Туранский тип не задается смутными целями, он опирается на ясные основы; он ценит не заданность, а данность; он всматривается не в «миражи будущего», а в реальные устои насущного, наличного, на котором и строит жизнь; раз уверовав в определенную систему, туранский тип ищет и находит в ней закон, который способен оправдать все поведение человека, и прежде всего его быт. Именно поэтому тюрок так легко берет со стороны готовые религиозные системы: чужая вера, попав в тюркскую среду, фиксируется и как бы застывает, кристаллизуется, становится незыблемым ядром всей жизни.
(Так ведь и мы, русские, берем «на стороне» готовые схемы. Но они у нас становятся скорее бродильным началом, чем камнем основы, и никогда окончательным решением…)
Любопытна странная взаимотяга туранского и семитского психологических типов. Казалось бы, полный контраст: тюрок, более всего ненавидящий тревожное чувство внутреннего противоречия и беспомощный в его преодолении, — и семит, упоенно выискивающий противоречия, преодолевающий их в казуистике, любящий «ворошиться» в запутанных тонкостях. Но какое удивительное взаимодополнение! Тут я, пожалуй, не рискну на пересказ и закавычу то несколько рискованное определение, которое дает этому симбиозу Трубецкой): «семит делает за тюрка ту работу, на которую сам тюрк не способен».
(А русский? О, он тоже «ворошится», но не в казуистических тонкостях, а во взаимоиспепеляющих чувствах. И, подобно тюрку, русский охотно заимствует плоды чужой казуистики — с тою же подсознательною целью: обрести камень-основу для своего жизнестроительства, — да камень-то под ногами ходит).
Вот тюрки принимают ислам, а русские — православие (между прочим, выбирая из «вороха» предложенных вер).
Тюрки, приняв ислам, так и не выдвигают ни одного сколько-нибудь крупного богослова.
Монголы, люди близкого к тюркам психологического типа, приняв буддизм, — тоже не выдвигают.

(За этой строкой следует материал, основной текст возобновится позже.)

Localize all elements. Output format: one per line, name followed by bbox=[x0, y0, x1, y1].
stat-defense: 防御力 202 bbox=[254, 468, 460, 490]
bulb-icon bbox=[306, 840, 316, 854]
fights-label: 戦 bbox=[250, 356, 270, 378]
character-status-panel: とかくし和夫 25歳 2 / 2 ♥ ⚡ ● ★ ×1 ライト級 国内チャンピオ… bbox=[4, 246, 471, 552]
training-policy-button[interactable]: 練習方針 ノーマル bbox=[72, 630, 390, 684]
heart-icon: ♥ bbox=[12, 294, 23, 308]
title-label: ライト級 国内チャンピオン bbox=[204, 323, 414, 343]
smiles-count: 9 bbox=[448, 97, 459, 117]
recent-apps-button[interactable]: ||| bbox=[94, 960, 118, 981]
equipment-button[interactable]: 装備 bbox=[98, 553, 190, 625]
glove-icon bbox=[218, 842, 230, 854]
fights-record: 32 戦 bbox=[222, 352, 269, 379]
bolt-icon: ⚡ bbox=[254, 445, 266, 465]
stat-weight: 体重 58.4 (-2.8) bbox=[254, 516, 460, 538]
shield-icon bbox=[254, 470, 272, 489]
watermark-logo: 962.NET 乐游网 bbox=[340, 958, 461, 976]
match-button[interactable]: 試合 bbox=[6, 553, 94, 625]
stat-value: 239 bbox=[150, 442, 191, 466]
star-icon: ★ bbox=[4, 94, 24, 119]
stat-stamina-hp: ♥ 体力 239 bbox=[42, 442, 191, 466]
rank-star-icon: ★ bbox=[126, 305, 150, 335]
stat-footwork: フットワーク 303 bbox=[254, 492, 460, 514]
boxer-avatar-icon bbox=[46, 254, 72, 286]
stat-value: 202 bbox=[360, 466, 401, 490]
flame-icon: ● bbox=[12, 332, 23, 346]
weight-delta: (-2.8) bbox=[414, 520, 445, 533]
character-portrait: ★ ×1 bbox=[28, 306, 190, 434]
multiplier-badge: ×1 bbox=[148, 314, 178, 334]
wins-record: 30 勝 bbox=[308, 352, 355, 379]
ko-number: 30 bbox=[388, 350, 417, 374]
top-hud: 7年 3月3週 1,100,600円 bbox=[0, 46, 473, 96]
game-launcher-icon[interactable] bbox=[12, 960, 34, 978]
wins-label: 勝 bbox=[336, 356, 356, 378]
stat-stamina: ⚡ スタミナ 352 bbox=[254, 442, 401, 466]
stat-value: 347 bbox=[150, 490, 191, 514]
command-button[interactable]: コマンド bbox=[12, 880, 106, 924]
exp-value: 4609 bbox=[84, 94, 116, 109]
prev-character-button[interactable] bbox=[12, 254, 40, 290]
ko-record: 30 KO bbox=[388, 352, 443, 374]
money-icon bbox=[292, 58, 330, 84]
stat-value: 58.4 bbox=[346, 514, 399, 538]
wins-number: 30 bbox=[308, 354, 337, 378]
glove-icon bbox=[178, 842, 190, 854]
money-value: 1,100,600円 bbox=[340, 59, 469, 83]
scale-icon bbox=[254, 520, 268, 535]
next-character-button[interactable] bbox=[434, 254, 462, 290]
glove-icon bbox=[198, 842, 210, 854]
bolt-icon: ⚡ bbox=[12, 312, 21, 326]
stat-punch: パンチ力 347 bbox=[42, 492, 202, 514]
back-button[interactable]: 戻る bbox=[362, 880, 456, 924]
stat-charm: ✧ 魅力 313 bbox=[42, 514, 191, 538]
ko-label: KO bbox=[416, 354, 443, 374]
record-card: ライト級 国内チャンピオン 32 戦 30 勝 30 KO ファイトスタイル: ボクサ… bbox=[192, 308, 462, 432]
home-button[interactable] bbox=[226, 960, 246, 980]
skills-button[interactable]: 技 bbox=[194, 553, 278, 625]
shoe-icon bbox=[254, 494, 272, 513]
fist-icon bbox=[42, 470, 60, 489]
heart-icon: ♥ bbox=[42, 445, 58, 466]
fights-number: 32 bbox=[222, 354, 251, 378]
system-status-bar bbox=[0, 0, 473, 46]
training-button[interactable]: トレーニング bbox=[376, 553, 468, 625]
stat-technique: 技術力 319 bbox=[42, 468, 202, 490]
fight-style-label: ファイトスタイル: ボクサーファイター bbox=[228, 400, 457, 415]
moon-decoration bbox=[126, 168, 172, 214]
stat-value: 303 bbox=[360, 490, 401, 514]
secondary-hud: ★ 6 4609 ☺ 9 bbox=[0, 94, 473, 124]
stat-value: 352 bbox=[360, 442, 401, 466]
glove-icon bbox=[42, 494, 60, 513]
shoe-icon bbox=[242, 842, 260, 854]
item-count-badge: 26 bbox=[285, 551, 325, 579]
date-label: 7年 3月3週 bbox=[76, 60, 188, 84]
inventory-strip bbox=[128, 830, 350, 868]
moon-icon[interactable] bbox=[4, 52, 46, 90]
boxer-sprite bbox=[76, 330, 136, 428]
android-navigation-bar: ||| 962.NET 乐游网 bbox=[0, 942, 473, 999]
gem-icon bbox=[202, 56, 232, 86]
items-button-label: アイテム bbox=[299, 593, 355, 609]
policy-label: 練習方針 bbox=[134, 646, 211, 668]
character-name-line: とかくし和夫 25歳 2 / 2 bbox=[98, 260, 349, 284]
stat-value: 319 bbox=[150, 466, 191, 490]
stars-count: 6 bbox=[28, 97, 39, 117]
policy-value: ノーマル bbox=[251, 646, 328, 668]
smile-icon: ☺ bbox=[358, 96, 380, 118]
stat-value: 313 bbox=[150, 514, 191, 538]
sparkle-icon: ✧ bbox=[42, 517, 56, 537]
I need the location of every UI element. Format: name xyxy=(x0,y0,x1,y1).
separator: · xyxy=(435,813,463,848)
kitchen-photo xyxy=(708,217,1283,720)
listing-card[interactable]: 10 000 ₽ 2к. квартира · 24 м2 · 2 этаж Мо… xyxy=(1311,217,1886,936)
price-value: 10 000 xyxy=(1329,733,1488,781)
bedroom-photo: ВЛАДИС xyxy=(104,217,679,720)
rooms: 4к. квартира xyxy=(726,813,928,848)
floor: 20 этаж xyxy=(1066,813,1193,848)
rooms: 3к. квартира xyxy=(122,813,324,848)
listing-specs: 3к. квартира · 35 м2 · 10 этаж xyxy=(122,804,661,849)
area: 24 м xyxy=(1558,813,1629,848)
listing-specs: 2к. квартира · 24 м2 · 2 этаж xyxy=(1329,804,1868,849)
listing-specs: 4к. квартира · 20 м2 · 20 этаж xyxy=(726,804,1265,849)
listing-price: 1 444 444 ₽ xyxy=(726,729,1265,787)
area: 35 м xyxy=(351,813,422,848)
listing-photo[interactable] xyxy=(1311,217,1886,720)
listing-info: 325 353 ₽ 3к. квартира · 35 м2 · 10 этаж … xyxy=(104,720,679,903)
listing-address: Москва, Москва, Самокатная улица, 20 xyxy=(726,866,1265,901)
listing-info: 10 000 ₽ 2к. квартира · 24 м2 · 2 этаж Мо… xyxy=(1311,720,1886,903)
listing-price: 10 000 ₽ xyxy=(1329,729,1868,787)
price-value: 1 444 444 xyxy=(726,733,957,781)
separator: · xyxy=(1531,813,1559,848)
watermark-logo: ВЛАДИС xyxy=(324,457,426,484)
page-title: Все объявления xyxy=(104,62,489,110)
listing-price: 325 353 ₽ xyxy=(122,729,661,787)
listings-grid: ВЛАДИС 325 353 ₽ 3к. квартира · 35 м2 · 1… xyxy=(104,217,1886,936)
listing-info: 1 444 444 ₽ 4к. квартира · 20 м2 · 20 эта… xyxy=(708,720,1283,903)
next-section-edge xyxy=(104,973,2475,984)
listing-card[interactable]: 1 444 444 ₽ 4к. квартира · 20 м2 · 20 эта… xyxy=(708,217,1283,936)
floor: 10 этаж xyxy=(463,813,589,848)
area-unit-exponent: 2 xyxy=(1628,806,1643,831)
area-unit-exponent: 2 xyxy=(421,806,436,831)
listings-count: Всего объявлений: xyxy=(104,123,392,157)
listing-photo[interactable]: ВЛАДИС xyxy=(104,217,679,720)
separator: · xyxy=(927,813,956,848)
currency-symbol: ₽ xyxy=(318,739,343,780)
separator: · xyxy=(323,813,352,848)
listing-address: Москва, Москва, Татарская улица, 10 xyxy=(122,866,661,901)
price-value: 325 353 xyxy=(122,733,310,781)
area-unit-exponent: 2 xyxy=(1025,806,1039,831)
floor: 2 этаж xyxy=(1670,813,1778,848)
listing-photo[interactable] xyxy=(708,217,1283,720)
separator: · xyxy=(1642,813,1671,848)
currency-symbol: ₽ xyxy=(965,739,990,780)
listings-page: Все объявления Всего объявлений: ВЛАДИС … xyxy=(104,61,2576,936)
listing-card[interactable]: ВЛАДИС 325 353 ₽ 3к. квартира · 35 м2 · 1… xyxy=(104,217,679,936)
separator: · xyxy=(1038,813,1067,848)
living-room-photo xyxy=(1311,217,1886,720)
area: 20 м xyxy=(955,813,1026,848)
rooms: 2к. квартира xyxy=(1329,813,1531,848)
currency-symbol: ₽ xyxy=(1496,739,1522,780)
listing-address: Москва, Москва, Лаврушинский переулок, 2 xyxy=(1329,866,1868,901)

И русские, приняв православие, замораживаются в «древлем благочестии», как монголы — в буддизме, а тюрки — в исламе. У европейцев: католиков и протестантов, — идет непрерывное развитие и осовременивание веры; так же бьется и исхитряется религиозная мысль у арабов, а евразийский массив, и, в частности, туранский психологический тип — ведет себя по-другому: здесь ищут не «систему», а прежде всего единство внутренней и внешней жизни; система же в идеале как бы вообще не ощущается, она, система, уходит в подсознание, она незаметно определяет каждодневную жизнь. Догмат и быт сливаются воедино, сообщая жизни устойчивость и ясность, обеспечивая преемство традиций и экономию сил для строительства — по тем же незыблемым «древним» законам.
(А русские? Все время — вылетают, вываливаются душой из этой твердыни. Хотя именно ею и держатся. И бунтуют против нее беспрестанно).